The committee High Court of Justice ruled in early 2021 that the five-year term was due to expire on 7 February, but Moïse has remained at position, amid violent protests, claiming that his term actually ends on 7 February 2022. Although the judges appointed an interim president, Moïse has continued to rule, removing politicians and magistrates who have questioned his authority and whom he accuses of orchestrating a coup d'état (23 people were arrested in connection with the coup). He has the support of the armed forces, an institution he himself created anew in 2017 after two decades of being disbanded by Jean-Bertrand Aristide.

Moreover, Moïse has postponed legislative elections that should have been held in October 2019, so that since January 2020, when the parliament that was to be elected was to be constituted, he has been governing by decree. He now promises legislative and presidential elections for September and November 2021, but first he wants to proceed with a constitutional reform that should give him more power. A constitutional referendum has been called for 27 June to revalidate a new constitution drafted by a five-person commission, all of them appointed by Moïse. The new text envisages eliminating the Senate, making the system unicameral, and shielding former presidents from prosecution for corruption or other crimes. The 1987 constitution prohibits constitutional amendments by referendum, but Moïse argues that his initiative is not an amendment but a new constitution.

The international community has reacted to the violence and corruption in Haiti, but has failed to turn the tide status. The UN has complained about impunity and the US has applied sanctions against leaders who have violated human rights. However, these bodies have had to come to terms with the reality of Moïse's permanence in power and have gone on to demand that he keep to the announced electoral timetable, as has the Biden Administration and the European Union (although they reject constitutional change).

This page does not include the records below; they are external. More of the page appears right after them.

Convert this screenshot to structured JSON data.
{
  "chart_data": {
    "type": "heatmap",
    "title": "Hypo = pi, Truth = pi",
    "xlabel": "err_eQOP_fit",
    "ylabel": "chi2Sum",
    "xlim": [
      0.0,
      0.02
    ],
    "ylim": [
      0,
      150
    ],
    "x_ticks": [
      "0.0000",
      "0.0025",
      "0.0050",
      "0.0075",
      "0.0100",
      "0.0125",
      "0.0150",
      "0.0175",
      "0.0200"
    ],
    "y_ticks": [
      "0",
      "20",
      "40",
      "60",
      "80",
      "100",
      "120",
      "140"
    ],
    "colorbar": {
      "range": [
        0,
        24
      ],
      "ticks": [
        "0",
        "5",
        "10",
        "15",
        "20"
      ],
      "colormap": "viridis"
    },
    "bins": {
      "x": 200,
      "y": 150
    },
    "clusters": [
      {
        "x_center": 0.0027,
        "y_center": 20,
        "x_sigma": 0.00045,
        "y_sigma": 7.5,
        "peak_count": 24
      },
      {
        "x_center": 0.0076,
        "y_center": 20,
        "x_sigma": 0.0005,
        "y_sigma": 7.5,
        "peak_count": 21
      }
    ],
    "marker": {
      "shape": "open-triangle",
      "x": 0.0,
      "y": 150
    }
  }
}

Relationship with the Dominican Republic

The conditions under which the pandemic has unfolded around the world have given the Dominican Republic the opportunity to propose a border with Haiti that can be hermetically sealed when appropriate and that would provide a greater obstacle to smuggling, drug trafficking and illegal immigration. In his last report to congress on 27 February this year, Dominican President Luis Abinader announced the construction of a fence along the 400-kilometre line separating the two countries on the island of Hispaniola. A dividing line that will combine physical and technological means and which will include "a double perimeter fence in the most conflictive sections and a single fence in the rest, as well as movement sensors, facial recognition cameras, radars and infrared ray systems". By May, 23 kilometres of fence had already been built, with a height of four metres and crowned with hawthorns.

Abinader, of the centre-left, compensated for this hardline policy by promising to give identity documents to Haitians living in the Dominican Republic (an estimated 500,000, or 5 per cent of the Dominican census, although the figure is probably higher). He also announced the concession to Haiti of various types of financial aid, such as the supply of surplus Dominican electricity and the contribution to the construction of hospitals, for use as maternity wards and with international funding, on the Haitian side of the border. Precisely the temporary migration of Haitian women to the Dominican Republic in order to give birth there under the public health system, in many cases despite their illegal status, is one of the most common arguments in the national discussion on migration from Haiti.

The Dominican Republic was hit at the start of the pandemic by a decline in exports and then by a halt in tourism, but this 2021 is seeing a rapid recovery, with total year growth estimated at 6.2% (after a 6.7% drop in 2020), a figure that is close to the growth of up to 7% it has experienced in recent years.